This is the system with wedgie [2, -4, -4, 2, 12, -11] which we used to call Paultone. It has [1/2, 5/56] as poptimal in both the 7-limit and the 9-limit, and my recommendation is that the 56-et be used to notate it. The alternative is 22, but with all due respect for Paul's favorite division, 56 is in much better tune. As a way of tuning a 22-tone MOS and playing Decatonic, it's something Paul might try if he hasn't already.

--- In tuning-math@yahoogroups.com, "Gene Ward Smith

<genewardsmith@j...>" <genewardsmith@j...> wrote:

> This is the system with wedgie [2, -4, -4, 2, 12, -11] which we used

to call Paultone. It has [1/2, 5/56] as poptimal in both the 7-limit

and the 9-limit, and my recommendation is that the 56-et be used to

notate it. The alternative is 22, but with all due respect for Paul's

favorite division, 56 is in much better tune. As a way of tuning a

22-tone MOS and playing Decatonic, it's something Paul might try if he

hasn't already.

>

I believe 56-ET would notate a chain of 22 just the same as 22-ET

would, since the only symbol required is the 5-comma symbol /|. But

beyond that, I suspect that the best 7 of 56-ET may not be the 7 of

pajara/paultone.

--- In tuning-math@yahoogroups.com, "Dave Keenan <d.keenan@u...>" <d.keenan@u...> wrote:

> I believe 56-ET would notate a chain of 22 just the same as 22-ET

> would, since the only symbol required is the 5-comma symbol /|. But

> beyond that, I suspect that the best 7 of 56-ET may not be the 7 of

> pajara/paultone.

Eeek, you're right; the val for Pajara is [56,89,130,158]. This still gives 5-limit harmony quite a bit better than that of the 22-et, but 22 has a better 7/4 and 7/6, and the same 7/5, and should be considered. Does Paul want to weigh in?

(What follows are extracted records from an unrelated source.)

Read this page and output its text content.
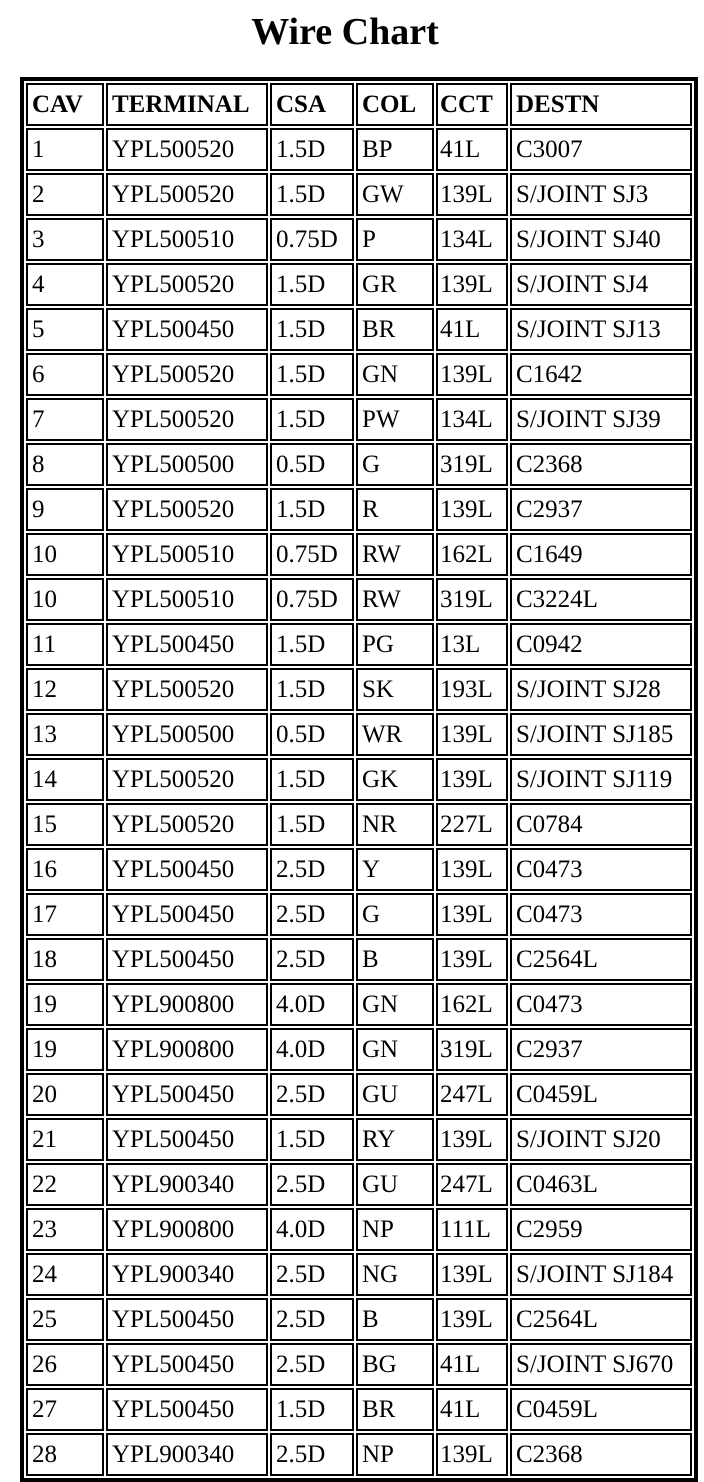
Wire Chart
CAV	TERMINAL	CSA	COL	CCT	DESTN
1	YPL500520	1.5D	BP	41L	C3007
2	YPL500520	1.5D	GW	139L	S/JOINT SJ3
3	YPL500510	0.75D	P	134L	S/JOINT SJ40
4	YPL500520	1.5D	GR	139L	S/JOINT SJ4
5	YPL500450	1.5D	BR	41L	S/JOINT SJ13
6	YPL500520	1.5D	GN	139L	C1642
7	YPL500520	1.5D	PW	134L	S/JOINT SJ39
8	YPL500500	0.5D	G	319L	C2368
9	YPL500520	1.5D	R	139L	C2937
10	YPL500510	0.75D	RW	162L	C1649
10	YPL500510	0.75D	RW	319L	C3224L
11	YPL500450	1.5D	PG	13L	C0942
12	YPL500520	1.5D	SK	193L	S/JOINT SJ28
13	YPL500500	0.5D	WR	139L	S/JOINT SJ185
14	YPL500520	1.5D	GK	139L	S/JOINT SJ119
15	YPL500520	1.5D	NR	227L	C0784
16	YPL500450	2.5D	Y	139L	C0473
17	YPL500450	2.5D	G	139L	C0473
18	YPL500450	2.5D	B	139L	C2564L
19	YPL900800	4.0D	GN	162L	C0473
19	YPL900800	4.0D	GN	319L	C2937
20	YPL500450	2.5D	GU	247L	C0459L
21	YPL500450	1.5D	RY	139L	S/JOINT SJ20
22	YPL900340	2.5D	GU	247L	C0463L
23	YPL900800	4.0D	NP	111L	C2959
24	YPL900340	2.5D	NG	139L	S/JOINT SJ184
25	YPL500450	2.5D	B	139L	C2564L
26	YPL500450	2.5D	BG	41L	S/JOINT SJ670
27	YPL500450	1.5D	BR	41L	C0459L
28	YPL900340	2.5D	NP	139L	C2368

--- In tuning-math@yahoogroups.com, "Gene Ward Smith

<genewardsmith@j...>" <genewardsmith@j...> wrote:

> This is the system with wedgie [2, -4, -4, 2, 12, -11] which we

>used to call Paultone. It has [1/2, 5/56] as poptimal in both the 7-

>limit and the 9-limit, and my recommendation is that the 56-et be

>used to notate it. The alternative is 22, but with all due respect

>for Paul's favorite division, 56 is in much better tune.

in my paper, i found that the fifth should be in the range 708.8143

to 710.0927 cents, with a preference for the former (equal-weighted

RMS). 22-equal is 709.0909 cents, so it's obviously quite fine, while

56-equal is 707.1428, which is not even in the range.

--- In tuning-math@yahoogroups.com, "wallyesterpaulrus <wallyesterpaulrus@y...>" <wallyesterpaulrus@y...> wrote:

> --- In tuning-math@yahoogroups.com, "Gene Ward Smith

> <genewardsmith@j...>" <genewardsmith@j...> wrote:

>

> > This is the system with wedgie [2, -4, -4, 2, 12, -11] which we

> >used to call Paultone. It has [1/2, 5/56] as poptimal in both the 7-

> >limit and the 9-limit, and my recommendation is that the 56-et be

> >used to notate it. The alternative is 22, but with all due respect

> >for Paul's favorite division, 56 is in much better tune.

>

> in my paper, i found that the fifth should be in the range 708.8143

> to 710.0927 cents, with a preference for the former (equal-weighted

> RMS). 22-equal is 709.0909 cents, so it's obviously quite fine, while

> 56-equal is 707.1428, which is not even in the range.

Hmmm, on what basis? I'd better go look. The advantage of 56 is that it brings us nearer to diaschismic; it gives us better 5-limit harmony without much disadvantage in the 7-limit, which already has the tritone as a 7/5 anyway.

--- In tuning-math@yahoogroups.com, "wallyesterpaulrus <wallyesterpaulrus@y...>" <wallyesterpaulrus@y...> wrote:

> in my paper, i found that the fifth should be in the range 708.8143

> to 710.0927 cents, with a preference for the former (equal-weighted

> RMS). 22-equal is 709.0909 cents, so it's obviously quite fine, while

> 56-equal is 707.1428, which is not even in the range.

Opinions on that might differ. For 7-limit, I get

least squares 708.8143306

least cubes 708.9699583

least fourth powers 709.0364438

minimax 706.8431431

From this we can't prove that 22-equal is poptimal, though it at least comes close and might be. I can't decypher your figures one and two, so I don't know where 710.0927 comes from--this wouldn't me the notorious MAD value, by any chance?

For the 9 limit, we have

least squares 707.2464833

least cubes 707.4361060

least fourth powers 707.5632154

minimax 706.8431431

The 56-et fifth of 707.1429 clearly works better here.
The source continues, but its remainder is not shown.